İnşaat sektörü, Türkiye’de, ekonominin lokomotifi olma özelliğinin yanında, sıklıkla, ekonomik darboğazlardan çıkışın bir yöntemi olarak da canlı tutulmaya çalışılır. Bununla beraber, temel bir ihtiyaç olan barınma gereksinimi ve zaman zaman teşviklerle de desteklenen konut piyasasında oluşan aşırı değerlemeler, aslında baştan sona kadar teknik ve mesleki bilgi gerektiren bir iş olan inşaat işini, inşaat işinden hiç anlamadığı halde, kısa yoldan zengin olmak isteyen ve çok para kazanmaktan başka bir gayesi olmayan herkesin yaptığı bir iş haline getirmektedir. Ve ne yazık ki; bu ülkede, biraz parası olan herkes, müteahhit olup kamu inşaat ihalelerine de girebiliyor, konut da üretip satabiliyor.
Evet, son derece teknik olan, bilgi gerektiren ve en önemlisi, -yaşanan her depremde gördüğümüz gibi- kusurlarının bedelini insanların canlarıyla ödediği bir iş olan inşaat işini, biraz parası olan herkes müteahhit olup yapabiliyor. Önemli bir nokta da; en çok vasıfsız insanın çalıştığı sektörün inşaat sektörü olmasıdır. Bunun bedelini de her depremde, büyük acılarla ödüyoruz.
İnşaat işi, parası olanın, tek amacı da daha fazla para kazanmak olanın yapacağı ticari bir iş değildir. İşinin ehli, ahlak ve vicdan sahibi mimar ve mühendisler tarafından tasarlanması, uygulanması, denetlenmesi ve yine işinin ehli, eğitimli, vicdan ve ahlak sahibi ustalar tarafından yapılması gereken son derece profesyonel bir iştir. Bunun sağlanması için öncelikle, inşaat işi yapmak isteyenlerin, gerekli mesleki bilgi ve yetkinliğinin sıkı bir kontrolden geçirileceği mevzuata ihtiyaç bulunmaktadır. Bunun yanında, inşaat işinde çalışan ustaları yetiştirecek eğitim ve sertifikasyon programları oluşturulmalıdır. Vasıfsız insanların inşaat işlerinde çalışması engellenmelidir. Kontrol ve denetim işi bir formalite olmaktan çıkarılmalıdır.
İnşaat kalitesinin temel gereksinimlerinden birinin de mühendislik, mimarlık hizmet kalitesi olduğu da bir gerçektir. Mevcut mevzuat ile her mimar ve mühendis, okuldan mezun olur olmaz her türlü inşaat için proje, kontrollük ve denetim yapabilmektedir. Bu durum mühendislik ve mimarlık hizmet kalitesini düşürdüğü gibi inşaatlarda önemli dizayn ve imalat hatalarına sebep olmaktadır.
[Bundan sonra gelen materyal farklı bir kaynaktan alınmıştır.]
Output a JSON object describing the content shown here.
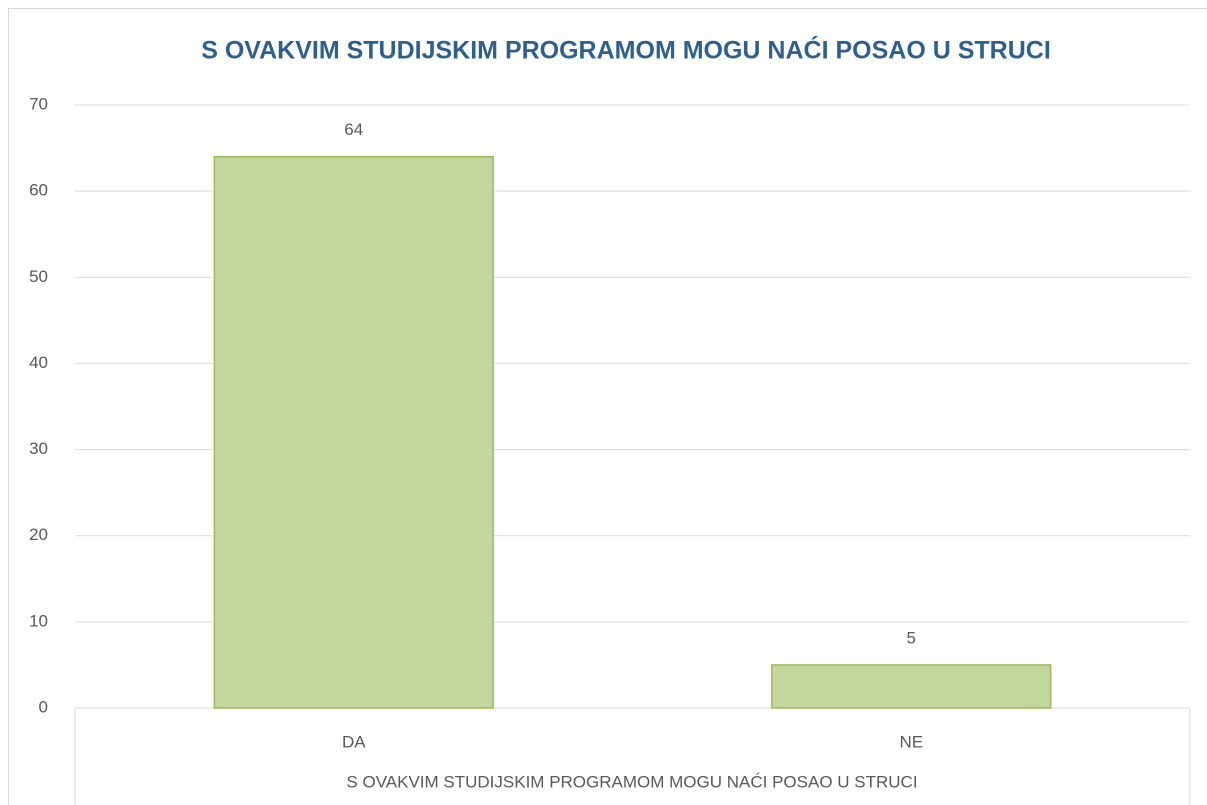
{
  "chart_data": {
    "type": "bar",
    "title": "S OVAKVIM STUDIJSKIM PROGRAMOM MOGU NAĆI POSAO U STRUCI",
    "x_label": "S OVAKVIM STUDIJSKIM PROGRAMOM MOGU NAĆI POSAO U STRUCI",
    "categories": [
      "DA",
      "NE"
    ],
    "values": [
      64,
      5
    ],
    "color": "#c3d69b",
    "edge_color": "#9bbb59",
    "ylim": [
      0,
      70
    ],
    "yticks": [
      0,
      10,
      20,
      30,
      40,
      50,
      60,
      70
    ],
    "grid": true
  }
}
Diğer bir çok meslekte olduğu gibi; mühendis ve mimarların da mezun olduktan sonra belirli bir süre (belki birkaç sene) uygulama stajı yapmaları ve bunun sonucunda da etkin bir değerlendirmeden geçtikten sonra mesleki yetkilerini kullanmalarına izin verilmelidir. Halihazırda, okul sırasında yapılan kısa süreli ve yüzeysel stajların mesleki gelişime pek bir katkısı olmadığı açıktır. Bunun yanında, mühendis ve mimarların, okuldan sonra belirli alanlarda uzmanlaşmaya yönlendirilmeleri ve herkesin kendi uzmanlık alanında çalışma yetkisi olması da mühendislik ve mimarlık hizmet kalitesini yükseltecek bir yöntem olacaktır.
Yoksa, buradaki haberde de görüldüğü gibi, mevcut mevzuat ile kaliteli ve sağlam inşaat yapmak zor görünüyor.